- The film's poster, bearing its French title.
- Directed by: Jean-Luc Godard
- Screenplay by: Jean-Luc Godard
- Based on: Emile, or On Education by Jean-Jacques Rousseau
- Starring: Juliet Berto Jean-Pierre Léaud
- Narrated by: Jean-Luc Godard
- Cinematography: Germaine Cohen
- Release date: 28 June 1969;
- Running time: 95 minutes
- Country: France
- Language: French

= Joy of Learning =

Joy of Learning (Le Gai savoir) is a 1969 experimental film by Jean-Luc Godard. The shooting started before the events of May 68 and was finished shortly afterwards. Coproduced by the O.R.T.F., the film was upon completion rejected by French national television, then released in the cinema where it was subsequently banned by the French government. The film is an adaptation of Emile, or On Education, Jean-Jacques Rousseau's treatise on education, and its title is a reference to Nietzsche's The Gay Science. The film was entered into the 19th Berlin International Film Festival.

==Synopsis==
Patricia and Emile meet seven times over four years inside a black void-like space, revealed to be a TV studio by their out-of-character actors towards the end. They explore sound and image using various media, including documentary footage, the radio, printed books and comics, videotaped interviews, television, 2-dimensional works of art, poetry and different kinds of films. Often, the material they are studying is not shown to the viewer. A lot of emphasis is placed on the effect of sound, with some stretches of the film lacking any visual content. Other parts are often interrupted suddenly, often with images of photographs and magazines with fragments of messages written on them in Godard's handwriting. Color also plays an important role in their experiments, for example with Berto's character being dressed only in black and red clothing, colors which are commonly used by radical left-wing political groups.

The two young students attempt to learn the theoretical foundations and practical applications of audiovisual communication to understand the workings of ideology and further their revolutionary goals through film media. This reflects the simultaneous theoretical development at Cahiers du Cinéma, a left-wing film journal Godard was associated with, and where at this time several texts were published calling on filmmakers to carry out theoretical work before making films and to examine how capitalist ideology is disseminated unknowingly through traditional film form.

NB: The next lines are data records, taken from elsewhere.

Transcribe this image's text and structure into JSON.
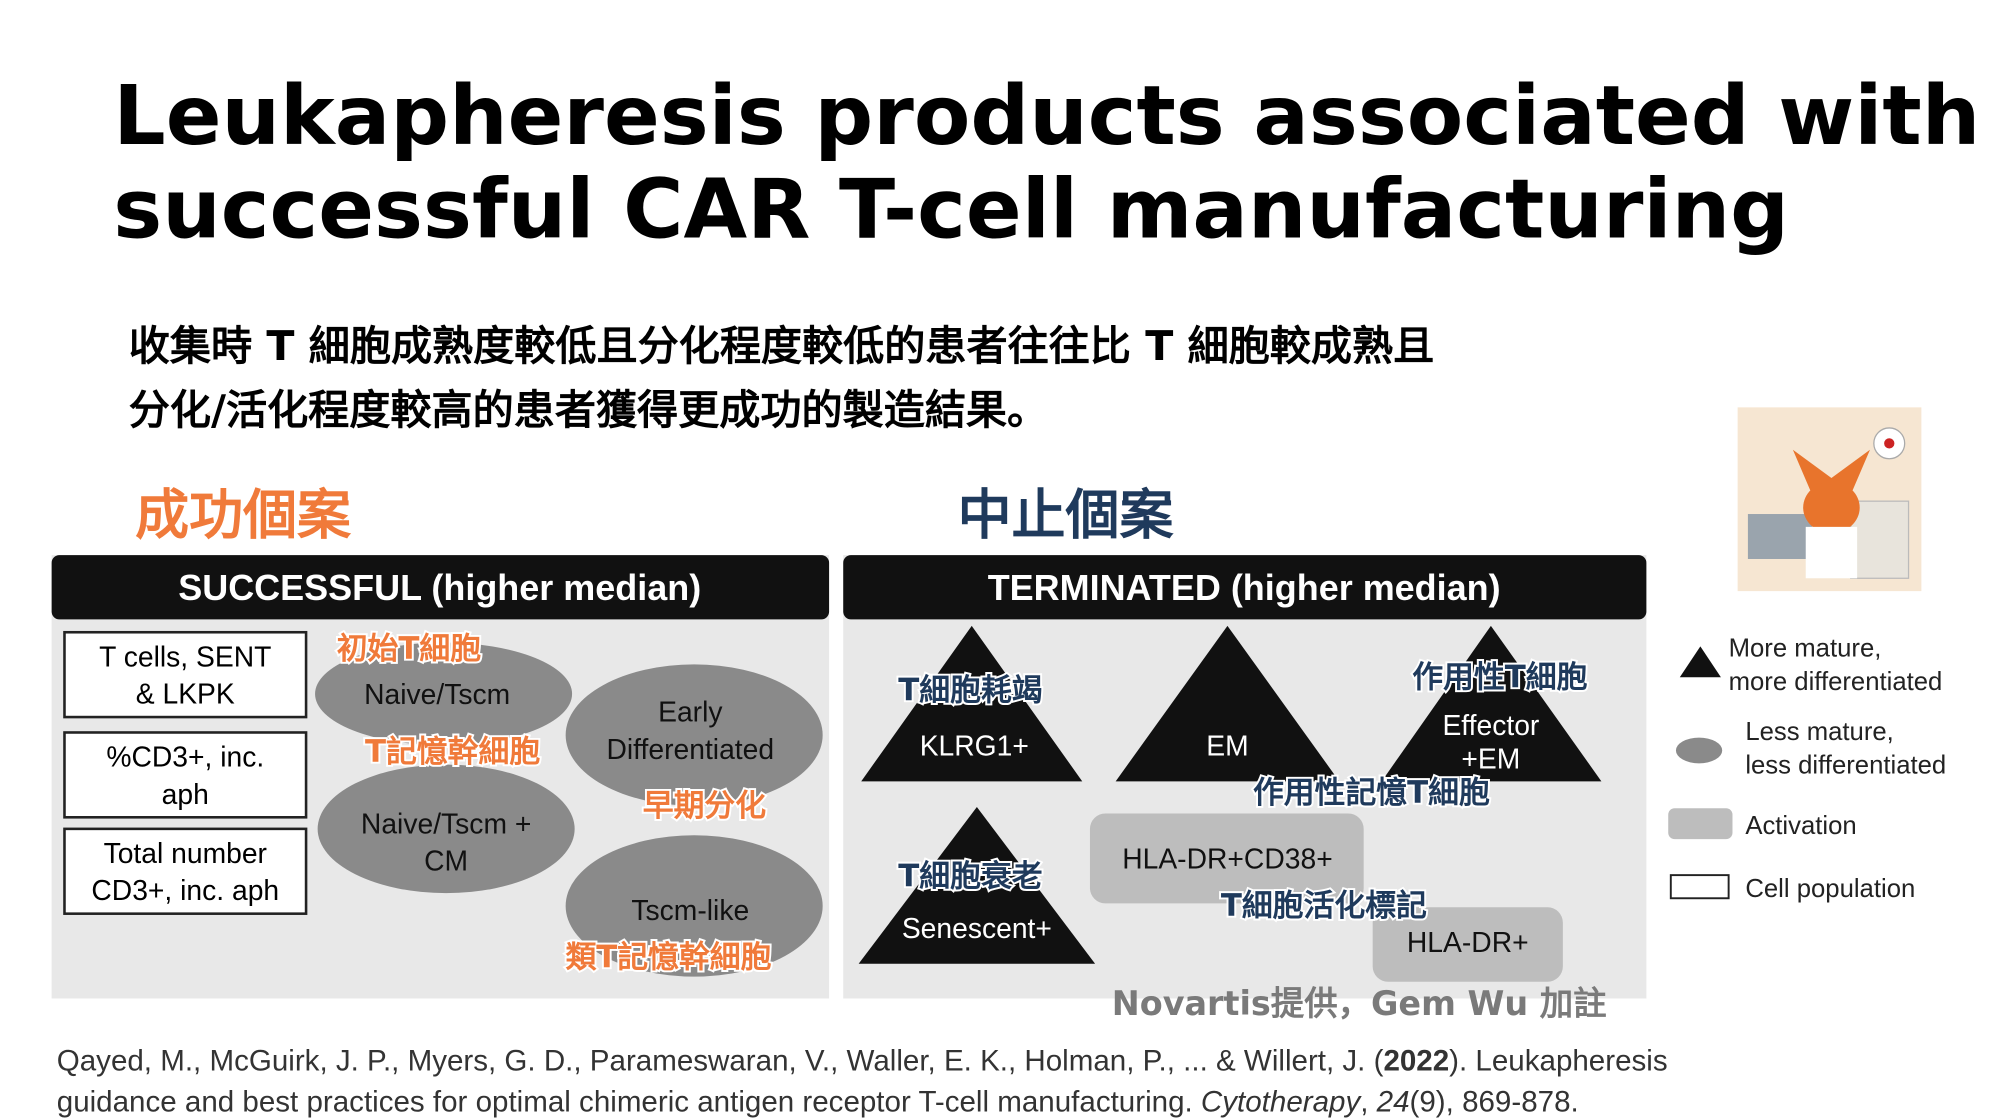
{
  "title": {
    "line1": "Leukapheresis products associated with",
    "line2": "successful CAR T-cell manufacturing"
  },
  "subtitle": {
    "line1": "收集時 T 細胞成熟度較低且分化程度較低的患者往往比 T 細胞較成熟且",
    "line2": "分化/活化程度較高的患者獲得更成功的製造結果。"
  },
  "left": {
    "label": "成功個案",
    "header": "SUCCESSFUL (higher median)",
    "boxes": [
      [
        "T cells, SENT",
        "& LKPK"
      ],
      [
        "%CD3+, inc.",
        "aph"
      ],
      [
        "Total number",
        "CD3+, inc. aph"
      ]
    ],
    "ellipses": [
      [
        "Naive/Tscm"
      ],
      [
        "Naive/Tscm +",
        "CM"
      ],
      [
        "Early",
        "Differentiated"
      ],
      [
        "Tscm-like"
      ]
    ],
    "notes": [
      "初始T細胞",
      "T記憶幹細胞",
      "早期分化",
      "類T記憶幹細胞"
    ]
  },
  "right": {
    "label": "中止個案",
    "header": "TERMINATED (higher median)",
    "triangles": [
      [
        "KLRG1+"
      ],
      [
        "EM"
      ],
      [
        "Effector",
        "+EM"
      ],
      [
        "Senescent+"
      ]
    ],
    "activation": [
      "HLA-DR+CD38+",
      "HLA-DR+"
    ],
    "notes": [
      "T細胞耗竭",
      "作用性T細胞",
      "作用性記憶T細胞",
      "T細胞衰老",
      "T細胞活化標記"
    ]
  },
  "legend": [
    [
      "More mature,",
      "more differentiated"
    ],
    [
      "Less mature,",
      "less differentiated"
    ],
    [
      "Activation"
    ],
    [
      "Cell population"
    ]
  ],
  "credit": "Novartis提供，Gem Wu 加註",
  "citation": {
    "a": "Qayed, M., McGuirk, J. P., Myers, G. D., Parameswaran, V., Waller, E. K., Holman, P., ... & Willert, J. (",
    "year": "2022",
    "b": "). Leukapheresis",
    "c": "guidance and best practices for optimal chimeric antigen receptor T-cell manufacturing. ",
    "journal": "Cytotherapy",
    "d": ", ",
    "volume": "24",
    "e": "(9), 869-878."
  }
}
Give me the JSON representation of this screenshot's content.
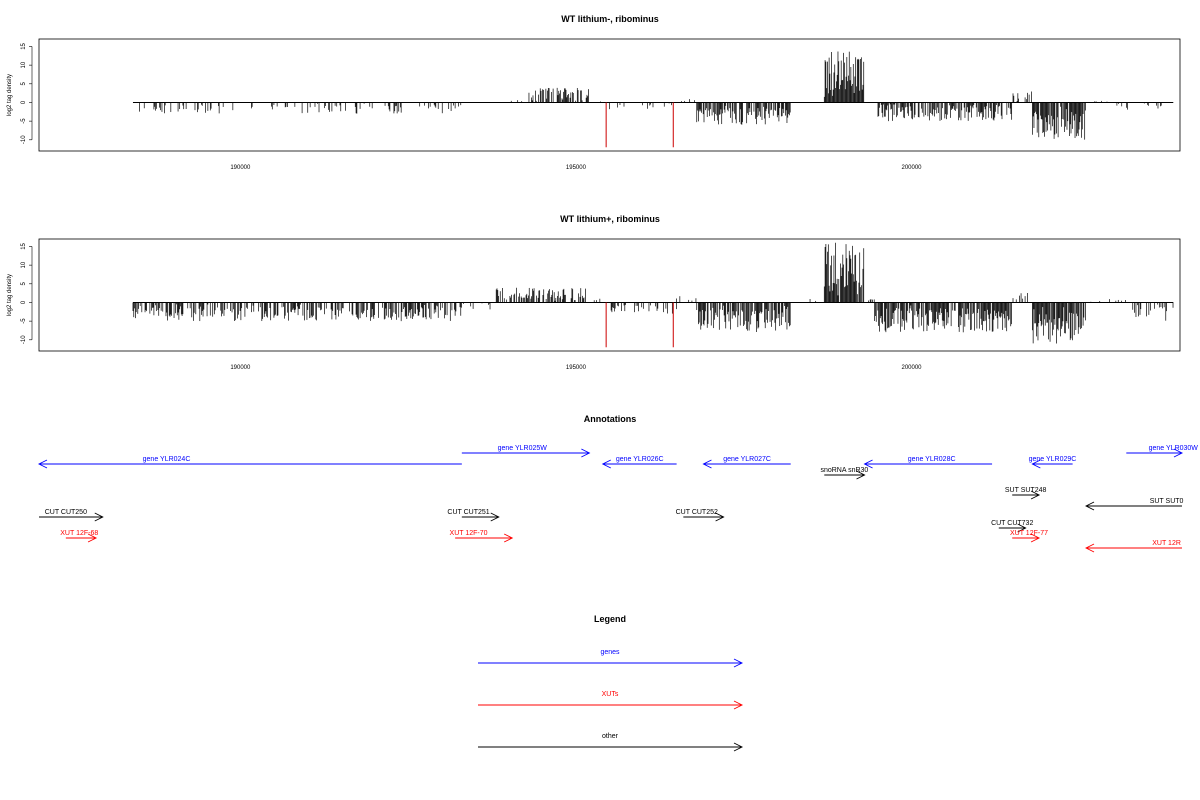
{
  "colors": {
    "gene": "#0000ff",
    "xut": "#ff0000",
    "other": "#000000",
    "spike": "#cc0000"
  },
  "chart_data": [
    {
      "type": "bar",
      "title": "WT lithium-, ribominus",
      "ylabel": "log2 tag density",
      "xlim": [
        187000,
        204000
      ],
      "ylim": [
        -13,
        17
      ],
      "xticks": [
        "190000",
        "195000",
        "200000"
      ],
      "yticks": [
        "15",
        "10",
        "5",
        "0",
        "-5",
        "-10"
      ],
      "seed": 3,
      "segments": [
        {
          "x0": 188400,
          "x1": 193300,
          "sign": -1,
          "amp": 3,
          "p": 0.22
        },
        {
          "x0": 193300,
          "x1": 194000,
          "sign": -1,
          "amp": 0,
          "p": 0
        },
        {
          "x0": 194000,
          "x1": 194300,
          "sign": 1,
          "amp": 1,
          "p": 0.15
        },
        {
          "x0": 194300,
          "x1": 195200,
          "sign": 1,
          "amp": 4,
          "p": 0.5
        },
        {
          "x0": 195200,
          "x1": 195500,
          "sign": 1,
          "amp": 0.5,
          "p": 0.05
        },
        {
          "x0": 195500,
          "x1": 196500,
          "sign": -1,
          "amp": 2,
          "p": 0.18
        },
        {
          "x0": 196500,
          "x1": 196800,
          "sign": 1,
          "amp": 1,
          "p": 0.1
        },
        {
          "x0": 196800,
          "x1": 198200,
          "sign": -1,
          "amp": 6,
          "p": 0.75
        },
        {
          "x0": 198200,
          "x1": 198700,
          "sign": -1,
          "amp": 0,
          "p": 0
        },
        {
          "x0": 198700,
          "x1": 199300,
          "sign": 1,
          "amp": 14,
          "p": 0.95
        },
        {
          "x0": 199300,
          "x1": 199500,
          "sign": -1,
          "amp": 0,
          "p": 0
        },
        {
          "x0": 199500,
          "x1": 201500,
          "sign": -1,
          "amp": 5,
          "p": 0.65
        },
        {
          "x0": 201500,
          "x1": 201800,
          "sign": 1,
          "amp": 3,
          "p": 0.3
        },
        {
          "x0": 201800,
          "x1": 202600,
          "sign": -1,
          "amp": 10,
          "p": 0.9
        },
        {
          "x0": 202600,
          "x1": 203000,
          "sign": 1,
          "amp": 0.5,
          "p": 0.08
        },
        {
          "x0": 203000,
          "x1": 203900,
          "sign": -1,
          "amp": 2,
          "p": 0.12
        }
      ],
      "spikes": [
        {
          "x": 195450,
          "y": -12
        },
        {
          "x": 196450,
          "y": -12
        }
      ]
    },
    {
      "type": "bar",
      "title": "WT lithium+, ribominus",
      "ylabel": "log2 tag density",
      "xlim": [
        187000,
        204000
      ],
      "ylim": [
        -13,
        17
      ],
      "xticks": [
        "190000",
        "195000",
        "200000"
      ],
      "yticks": [
        "15",
        "10",
        "5",
        "0",
        "-5",
        "-10"
      ],
      "seed": 11,
      "segments": [
        {
          "x0": 188400,
          "x1": 193300,
          "sign": -1,
          "amp": 5,
          "p": 0.55
        },
        {
          "x0": 193300,
          "x1": 193800,
          "sign": -1,
          "amp": 2,
          "p": 0.2
        },
        {
          "x0": 193800,
          "x1": 195200,
          "sign": 1,
          "amp": 4,
          "p": 0.55
        },
        {
          "x0": 195200,
          "x1": 195500,
          "sign": 1,
          "amp": 1,
          "p": 0.1
        },
        {
          "x0": 195500,
          "x1": 196500,
          "sign": -1,
          "amp": 3,
          "p": 0.35
        },
        {
          "x0": 196500,
          "x1": 196800,
          "sign": 1,
          "amp": 2,
          "p": 0.2
        },
        {
          "x0": 196800,
          "x1": 198200,
          "sign": -1,
          "amp": 8,
          "p": 0.8
        },
        {
          "x0": 198200,
          "x1": 198700,
          "sign": 1,
          "amp": 1,
          "p": 0.15
        },
        {
          "x0": 198700,
          "x1": 199300,
          "sign": 1,
          "amp": 16,
          "p": 0.95
        },
        {
          "x0": 199300,
          "x1": 199450,
          "sign": 1,
          "amp": 1,
          "p": 0.2
        },
        {
          "x0": 199450,
          "x1": 201500,
          "sign": -1,
          "amp": 8,
          "p": 0.85
        },
        {
          "x0": 201500,
          "x1": 201800,
          "sign": 1,
          "amp": 4,
          "p": 0.3
        },
        {
          "x0": 201800,
          "x1": 202600,
          "sign": -1,
          "amp": 11,
          "p": 0.9
        },
        {
          "x0": 202600,
          "x1": 203200,
          "sign": 1,
          "amp": 1,
          "p": 0.15
        },
        {
          "x0": 203200,
          "x1": 203900,
          "sign": -1,
          "amp": 5,
          "p": 0.4
        }
      ],
      "spikes": [
        {
          "x": 195450,
          "y": -12
        },
        {
          "x": 196450,
          "y": -12
        }
      ]
    }
  ],
  "annotations": {
    "title": "Annotations",
    "xlim": [
      187000,
      204000
    ],
    "features": [
      {
        "label": "gene YLR024C",
        "kind": "gene",
        "start": 187000,
        "end": 193300,
        "strand": "-",
        "row": 0,
        "label_x": 188900
      },
      {
        "label": "gene YLR025W",
        "kind": "gene",
        "start": 193300,
        "end": 195200,
        "strand": "+",
        "row": -1,
        "label_x": 194200
      },
      {
        "label": "gene YLR026C",
        "kind": "gene",
        "start": 195400,
        "end": 196500,
        "strand": "-",
        "row": 0,
        "label_x": 195950
      },
      {
        "label": "gene YLR027C",
        "kind": "gene",
        "start": 196900,
        "end": 198200,
        "strand": "-",
        "row": 0,
        "label_x": 197550
      },
      {
        "label": "snoRNA snR30",
        "kind": "other",
        "start": 198700,
        "end": 199300,
        "strand": "+",
        "row": 1,
        "label_x": 199000
      },
      {
        "label": "gene YLR028C",
        "kind": "gene",
        "start": 199300,
        "end": 201200,
        "strand": "-",
        "row": 0,
        "label_x": 200300
      },
      {
        "label": "gene YLR029C",
        "kind": "gene",
        "start": 201800,
        "end": 202400,
        "strand": "-",
        "row": 0,
        "label_x": 202100
      },
      {
        "label": "gene YLR030W",
        "kind": "gene",
        "start": 203200,
        "end": 205000,
        "strand": "+",
        "row": -1,
        "label_x": 203900
      },
      {
        "label": "SUT SUT248",
        "kind": "other",
        "start": 201500,
        "end": 201900,
        "strand": "+",
        "row": 3,
        "label_x": 201700
      },
      {
        "label": "SUT SUT0",
        "kind": "other",
        "start": 202600,
        "end": 205000,
        "strand": "-",
        "row": 4,
        "label_x": 203800
      },
      {
        "label": "CUT CUT250",
        "kind": "other",
        "start": 187000,
        "end": 187950,
        "strand": "+",
        "row": 5,
        "label_x": 187400
      },
      {
        "label": "CUT CUT251",
        "kind": "other",
        "start": 193300,
        "end": 193850,
        "strand": "+",
        "row": 5,
        "label_x": 193400
      },
      {
        "label": "CUT CUT252",
        "kind": "other",
        "start": 196600,
        "end": 197200,
        "strand": "+",
        "row": 5,
        "label_x": 196800
      },
      {
        "label": "CUT CUT732",
        "kind": "other",
        "start": 201300,
        "end": 201700,
        "strand": "+",
        "row": 6,
        "label_x": 201500
      },
      {
        "label": "XUT 12F-68",
        "kind": "xut",
        "start": 187400,
        "end": 187850,
        "strand": "+",
        "row": 7,
        "label_x": 187600
      },
      {
        "label": "XUT 12F-70",
        "kind": "xut",
        "start": 193200,
        "end": 194050,
        "strand": "+",
        "row": 7,
        "label_x": 193400
      },
      {
        "label": "XUT 12F-77",
        "kind": "xut",
        "start": 201500,
        "end": 201900,
        "strand": "+",
        "row": 7,
        "label_x": 201750
      },
      {
        "label": "XUT 12R",
        "kind": "xut",
        "start": 202600,
        "end": 205000,
        "strand": "-",
        "row": 8,
        "label_x": 203800
      }
    ]
  },
  "legend": {
    "title": "Legend",
    "items": [
      {
        "label": "genes",
        "kind": "gene"
      },
      {
        "label": "XUTs",
        "kind": "xut"
      },
      {
        "label": "other",
        "kind": "other"
      }
    ]
  }
}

Godard himself appears as a teacher figure through a whispered voice-over narration paired with electronic sounds, communicating with the characters and the viewer. The film seems to reflect Godard himself looking for new forms of film outside of the traditional rules set by Hollywood and soviet film. It is based on the concept of "back to zero", meaning to strip away most established film components like some kind of set and linear perspective with a vanishing point, any plot development, character arcs etc. and to examine the effects of simple images and sounds in a formalist experimental process, similar to Soviet filmmakers of the 1920s and their discovery of the Kuleshov effect, and mirroring efforts of communist directors Sergei Eisenstein and especially Dziga Vertov, after whom Godard would later name his left-wing director's duo.

Godard had previously proclaimed the "End of Cinema" at the end of his previous film, Weekend. His work in the years after Joy of Learning often lacks fundamental elements of traditional films, with the aim of finding the way of communist revolutionary film making. For example, a development of a close relationship between Patricia and Emile is suggested, however no usual normative indication of a sexual nature of this relationship is given. Godard's previous films had often centered on a romantic couple and feelings of love and envy; it can thus be said this film marks an end of the theme of romance in his work.

== Production ==
The film underwent a lengthy period of shooting and editing throughout 1967/68 and was only released in 1969. Most of the material was probably shot before the events of May 68. Initially, Godard pitched the film to O.R.T.F. as more closely based on Rousseau's text. After completion, the film was rejected by French television and after a lengthy period of disputes over rights completed in West Germany. It's possible Jean-Pierre Gorin, a filmmaker Godard would soon go on to collaborate with in the form of Dziga Vertov Group, already had the chance to exert some influence in the post-production of the film. It's probable Godard had expected the film to reach a wider audience than some of his previous radical films through the medium of television. The film was shown on TV in Quebec.

==Cast==
Source:
- Juliet Berto - Patricia Lumumba, daughter of Congolese revolutionary Patrice Lumumba
- Jean-Pierre Léaud - Émile Rousseau, descendant of french philosopher Jean-Jacques Rousseau
- Jean-Luc Godard - Narrator (voice)
Both Berto and Léaud had appeared in some of Godard's previous films, most importantly La Chinoise, where they are depicted as young students undergoing a radicalizing process while studying works of Mao Zedong, and in Weekend.

Other, uncredited actors are depicted for short periods in the film: a young boy and an old man are interviewed in a way akin to a word association test, and seemingly interacting with some kind of newly invented video or audio recording device to play back their statements. Some context-less footage of modern city dwellers is also sometimes played.